Is AGI Here? No, and It's the Wrong Question
Everyone is asking if the latest AI models are secretly AGI. It's a distraction. The real story is in what they can do, and more importantly, what they consistently, hilariously fail at.
June 21, 2026 · 4 min read · SuperThinking team
The question is everywhere: Are we close to AGI? Did Google or OpenAI secretly build it already? It’s a fun, sci-fi question that completely misses the point.
AGI, or Artificial General Intelligence, isn't a light switch you flip. It’s not a single event. There won't be a press release announcing we've achieved it. Thinking about it that way sets you up to be either perpetually disappointed or naively overhyped.
The truth is, we're building tools with spiky, uneven capabilities. They can write a sonnet about database schemas but can't reliably tell you if a key will fit in a lock. We need to stop asking "Is it AGI?" and start asking "What is this specific tool good for, and where will it break?"
The 'Sparks of AGI' Mirage
Remember when Microsoft published that paper, "Sparks of AGI," about an early version of GPT-4? The internet went wild. The paper showed the model doing things that looked like reasoning, planning, and abstract thought. And in many cases, it was impressive.
GPT-4 is a marvel of engineering. It can synthesize information from millions of documents, write clean boilerplate code in seconds, and adopt almost any persona you can imagine. It’s a phenomenal pattern-matching and text-generation machine. If your task looks like something it's seen in its training data, the results can feel like magic.

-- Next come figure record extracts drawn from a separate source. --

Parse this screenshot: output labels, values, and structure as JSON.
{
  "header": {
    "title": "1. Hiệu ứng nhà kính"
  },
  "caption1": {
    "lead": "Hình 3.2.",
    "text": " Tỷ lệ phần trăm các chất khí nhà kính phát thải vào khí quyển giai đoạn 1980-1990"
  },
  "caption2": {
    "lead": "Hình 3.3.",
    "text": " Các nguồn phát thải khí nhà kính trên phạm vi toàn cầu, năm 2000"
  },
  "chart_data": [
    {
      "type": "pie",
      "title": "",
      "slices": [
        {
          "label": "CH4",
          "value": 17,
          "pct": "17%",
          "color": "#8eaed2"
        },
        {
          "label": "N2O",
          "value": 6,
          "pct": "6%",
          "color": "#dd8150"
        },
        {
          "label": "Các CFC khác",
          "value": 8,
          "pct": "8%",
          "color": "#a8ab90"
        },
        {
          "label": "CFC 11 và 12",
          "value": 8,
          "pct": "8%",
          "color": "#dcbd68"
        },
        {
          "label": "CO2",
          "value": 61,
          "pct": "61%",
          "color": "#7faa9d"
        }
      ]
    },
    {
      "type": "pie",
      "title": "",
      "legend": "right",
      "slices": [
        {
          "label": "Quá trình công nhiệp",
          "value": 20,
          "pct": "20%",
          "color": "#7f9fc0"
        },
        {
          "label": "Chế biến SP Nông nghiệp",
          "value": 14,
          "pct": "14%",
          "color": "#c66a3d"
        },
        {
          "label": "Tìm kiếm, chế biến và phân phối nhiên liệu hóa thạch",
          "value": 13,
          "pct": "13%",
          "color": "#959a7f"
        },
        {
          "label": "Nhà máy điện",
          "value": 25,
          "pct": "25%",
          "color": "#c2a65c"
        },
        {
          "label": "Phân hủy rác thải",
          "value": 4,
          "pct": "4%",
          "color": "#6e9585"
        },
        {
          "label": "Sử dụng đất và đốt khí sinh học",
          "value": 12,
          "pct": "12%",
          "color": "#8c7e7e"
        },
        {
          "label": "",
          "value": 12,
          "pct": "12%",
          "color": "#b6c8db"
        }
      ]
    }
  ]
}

But a spark isn't a fire. Demonstrating a capability in a curated test isn't the same as having a reliable, general-purpose skill. The model can write a perfect five-paragraph essay on the causes of the French Revolution because it has ingested thousands of them. It's re-assembling known patterns.
This isn't to diminish the achievement. It’s a tool that can manipulate symbols and concepts at a scale we've never seen before. But it doesn't understand them in a human sense. And the moment you step outside the patterns it knows well, the illusion shatters.
Where The Simulation Breaks Down
The current generation of large language models are masters of imitation. They've learned the statistical relationships in human language. But they haven't learned the underlying models of the world that language describes. This leads to a few consistent, glaring failures.
- Physical Reasoning: Models have no gut instinct for physics. Ask one to describe how to stack a book, a laptop, and a wine glass, and it might give you a plausible-sounding but physically impossible answer. It doesn't know that wine glasses are fragile and unstable. It only knows which words tend to appear near "stacking" and "glass."
- Causal Inference: LLMs are terrible at separating correlation from causation. They know that ice cream sales and shark attacks both increase in the summer, but they can't inherently reason that the sun (the causal factor) drives both. They just see that the topics appear together in text.
- Long-Term Planning: The dream of autonomous agents that can run your business is still just that—a dream. Tools like Auto-GPT were fun experiments, but they quickly get stuck in repetitive loops or go down rabbit holes. The model can't hold a complex, multi-step goal in its "mind" and dynamically adapt its plan over hours or days. Each step is a fresh prediction, not part of a coherent, long-term strategy.
- Knowing What It Doesn't Know: This is the big one. Models hallucinate with terrifying confidence. Because they are designed to always generate the most probable next word, saying "I don't know" is often a low-probability response. They will invent facts, create fake citations, and state falsehoods with the same authoritative tone they use for the truth. A truly intelligent system needs self-awareness of its own knowledge boundaries.
So, What Are We Actually Building?
If it’s not AGI, what is it? I think the most useful frame is to see these models as the world's first general-purpose reasoning engines. Or, less grandly, as cognitive tools.
Think of a calculator. A calculator doesn't "understand" multiplication. It just executes a specific, reliable algorithm to give you the correct answer. It’s a tool that offloads a specific type of mental work. LLMs are a much more flexible version of this. They are tools for offloading cognitive work related to language, logic, and synthesis.
You wouldn't call a calculator intelligent. But you also wouldn't try to do your taxes without one. That's the right mental model for AI today.
We're not building a synthetic person. We're building a better shovel. A more versatile hammer. A universal wrench for textual tasks. The goal isn't to have a conversation with the tool; it's to use the tool to build something faster, better, or that you couldn't build before.
This reframing is liberating. It moves you from waiting for a magical AGI to arrive and puts you in the driver's seat. The crucial skill in the next decade isn't prompt engineering—it's systems thinking. It's knowing how to break a problem down and apply these powerful, but limited, tools to the parts they're actually good at, while using human oversight to handle the rest.
Stop worrying about AGI. Start building interesting things with the deeply flawed, incredibly powerful tools we have right now.